We have absorbed spiritual pessimism long enough, let’s attune to the beatific. Let’s own it.
“And the say came when the risk to remain tight in a bud was more painful than the risk it took to blossom” Anais Nin
This is exactly why I spoke out. No matter how betrayed I have been by my “family”, and I have been, by every family member linked to me by original blood, I dared speak, fight, live. It hurt worse to be stifled, quite, complicit.
The truth of our abuse. The abuse that was dumped on us, it is not actually OURS.
Calling the rape what it was, rape, to my grandmother was an abomination!
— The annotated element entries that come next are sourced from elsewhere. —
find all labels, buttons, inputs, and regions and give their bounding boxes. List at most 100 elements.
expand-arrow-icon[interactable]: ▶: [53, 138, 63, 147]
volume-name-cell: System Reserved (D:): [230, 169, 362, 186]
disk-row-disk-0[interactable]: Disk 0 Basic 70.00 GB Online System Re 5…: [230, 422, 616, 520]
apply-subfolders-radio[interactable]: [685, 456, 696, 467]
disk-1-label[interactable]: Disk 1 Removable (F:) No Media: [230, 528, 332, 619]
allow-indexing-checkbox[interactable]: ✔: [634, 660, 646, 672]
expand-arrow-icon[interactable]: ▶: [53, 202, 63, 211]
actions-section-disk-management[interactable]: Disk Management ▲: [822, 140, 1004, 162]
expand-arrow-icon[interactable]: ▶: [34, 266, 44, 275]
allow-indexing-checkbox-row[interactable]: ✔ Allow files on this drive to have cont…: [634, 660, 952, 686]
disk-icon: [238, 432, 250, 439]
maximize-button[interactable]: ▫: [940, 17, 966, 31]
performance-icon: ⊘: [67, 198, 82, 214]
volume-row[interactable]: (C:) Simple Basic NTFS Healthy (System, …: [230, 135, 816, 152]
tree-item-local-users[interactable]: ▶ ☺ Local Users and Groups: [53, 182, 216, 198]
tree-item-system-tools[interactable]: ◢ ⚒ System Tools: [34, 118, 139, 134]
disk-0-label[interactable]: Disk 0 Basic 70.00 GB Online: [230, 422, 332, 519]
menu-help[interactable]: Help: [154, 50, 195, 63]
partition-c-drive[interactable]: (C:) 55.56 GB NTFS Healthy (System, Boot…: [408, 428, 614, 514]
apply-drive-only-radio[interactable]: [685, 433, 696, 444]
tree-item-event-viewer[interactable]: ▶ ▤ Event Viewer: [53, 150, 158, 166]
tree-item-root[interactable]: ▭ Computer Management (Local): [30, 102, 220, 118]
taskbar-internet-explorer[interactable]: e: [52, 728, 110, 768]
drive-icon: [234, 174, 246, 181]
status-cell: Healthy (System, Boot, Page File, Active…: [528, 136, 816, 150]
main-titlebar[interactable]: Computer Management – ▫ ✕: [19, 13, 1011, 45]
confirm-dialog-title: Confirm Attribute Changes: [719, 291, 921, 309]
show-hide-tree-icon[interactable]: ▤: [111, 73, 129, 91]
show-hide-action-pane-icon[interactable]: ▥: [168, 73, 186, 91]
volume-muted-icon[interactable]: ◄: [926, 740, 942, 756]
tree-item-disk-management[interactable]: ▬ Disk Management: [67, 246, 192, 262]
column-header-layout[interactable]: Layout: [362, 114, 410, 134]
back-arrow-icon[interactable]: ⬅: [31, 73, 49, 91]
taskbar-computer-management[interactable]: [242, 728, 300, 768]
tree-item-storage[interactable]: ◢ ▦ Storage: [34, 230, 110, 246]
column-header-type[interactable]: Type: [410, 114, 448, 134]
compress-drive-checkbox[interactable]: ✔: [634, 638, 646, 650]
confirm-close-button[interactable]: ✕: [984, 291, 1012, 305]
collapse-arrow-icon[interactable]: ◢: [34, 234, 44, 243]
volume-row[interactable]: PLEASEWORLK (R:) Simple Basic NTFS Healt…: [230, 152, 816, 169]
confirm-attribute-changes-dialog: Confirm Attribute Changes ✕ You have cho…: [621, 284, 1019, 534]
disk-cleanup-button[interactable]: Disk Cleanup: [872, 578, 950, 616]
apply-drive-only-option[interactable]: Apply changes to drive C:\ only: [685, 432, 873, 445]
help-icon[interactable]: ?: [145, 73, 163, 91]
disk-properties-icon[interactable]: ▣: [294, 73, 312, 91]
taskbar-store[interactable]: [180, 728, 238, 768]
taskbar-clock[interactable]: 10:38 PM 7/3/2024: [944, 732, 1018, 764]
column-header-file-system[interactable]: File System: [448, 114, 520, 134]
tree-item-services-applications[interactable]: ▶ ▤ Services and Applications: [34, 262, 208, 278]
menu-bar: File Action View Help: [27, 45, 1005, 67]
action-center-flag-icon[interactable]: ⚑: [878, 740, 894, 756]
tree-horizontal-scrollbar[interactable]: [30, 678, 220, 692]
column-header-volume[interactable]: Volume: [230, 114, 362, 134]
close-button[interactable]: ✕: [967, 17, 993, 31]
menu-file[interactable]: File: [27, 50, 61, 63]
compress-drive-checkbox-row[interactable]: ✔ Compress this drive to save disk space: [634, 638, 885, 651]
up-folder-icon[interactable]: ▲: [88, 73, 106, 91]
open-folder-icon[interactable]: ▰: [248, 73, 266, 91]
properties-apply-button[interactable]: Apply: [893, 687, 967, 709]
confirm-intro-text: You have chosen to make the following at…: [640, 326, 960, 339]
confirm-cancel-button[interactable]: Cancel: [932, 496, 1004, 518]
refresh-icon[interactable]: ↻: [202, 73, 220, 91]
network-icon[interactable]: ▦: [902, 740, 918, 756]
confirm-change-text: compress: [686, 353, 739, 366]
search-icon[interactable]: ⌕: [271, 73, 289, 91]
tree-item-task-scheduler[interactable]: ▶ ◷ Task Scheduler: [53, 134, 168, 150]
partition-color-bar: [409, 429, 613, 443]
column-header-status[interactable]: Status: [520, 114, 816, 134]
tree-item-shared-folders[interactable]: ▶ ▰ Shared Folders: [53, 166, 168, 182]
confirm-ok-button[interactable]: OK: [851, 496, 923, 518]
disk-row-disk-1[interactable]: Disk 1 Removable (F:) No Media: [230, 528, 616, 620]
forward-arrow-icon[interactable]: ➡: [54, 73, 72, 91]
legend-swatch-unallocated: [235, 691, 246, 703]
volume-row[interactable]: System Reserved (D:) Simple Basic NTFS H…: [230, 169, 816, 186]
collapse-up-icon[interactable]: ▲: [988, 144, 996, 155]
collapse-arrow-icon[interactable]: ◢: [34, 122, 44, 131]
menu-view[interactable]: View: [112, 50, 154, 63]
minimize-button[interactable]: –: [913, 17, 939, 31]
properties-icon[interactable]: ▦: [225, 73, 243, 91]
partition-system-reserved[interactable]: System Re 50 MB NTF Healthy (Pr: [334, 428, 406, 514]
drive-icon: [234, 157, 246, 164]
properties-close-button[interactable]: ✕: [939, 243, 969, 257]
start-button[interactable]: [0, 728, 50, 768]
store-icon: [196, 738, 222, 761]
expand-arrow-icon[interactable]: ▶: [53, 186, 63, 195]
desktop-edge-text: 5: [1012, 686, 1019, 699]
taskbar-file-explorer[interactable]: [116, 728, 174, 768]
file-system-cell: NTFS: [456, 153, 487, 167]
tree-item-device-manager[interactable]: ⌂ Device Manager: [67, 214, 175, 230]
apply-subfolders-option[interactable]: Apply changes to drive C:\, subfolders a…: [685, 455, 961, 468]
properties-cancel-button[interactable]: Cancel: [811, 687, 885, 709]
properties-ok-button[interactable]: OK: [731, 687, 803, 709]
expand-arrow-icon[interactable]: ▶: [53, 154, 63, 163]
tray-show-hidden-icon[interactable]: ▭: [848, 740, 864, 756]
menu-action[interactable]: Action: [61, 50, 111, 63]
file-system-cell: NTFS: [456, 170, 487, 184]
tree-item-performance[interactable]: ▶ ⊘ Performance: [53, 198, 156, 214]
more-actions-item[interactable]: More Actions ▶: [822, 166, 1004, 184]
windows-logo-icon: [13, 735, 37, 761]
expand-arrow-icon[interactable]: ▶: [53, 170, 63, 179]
Oh she recoiled in horror that I would dare use the word! “Rape?! How can you say that??” I once wrote Pops a letter and said “I know we have had our differences(amazing how I am apologizing for his violence!!), but I love you. I am sorry your son raped me.” She lit up on me like the 4th of July. “How dare you say that to your grandfather, ‘I’m sorry your son raped me? What a horrible thing to say!!”
"Oh please, what a horrible thing to DO!!"
And so it went, just like always.
What enrages and flabbergasts me is that out of 6 adults, I was the ONLY one who was sorry that I was raped. The only one. The next person in my life who was truly profoundly enraged, sorrowful, and hell-bent on validating my very soul was my husband.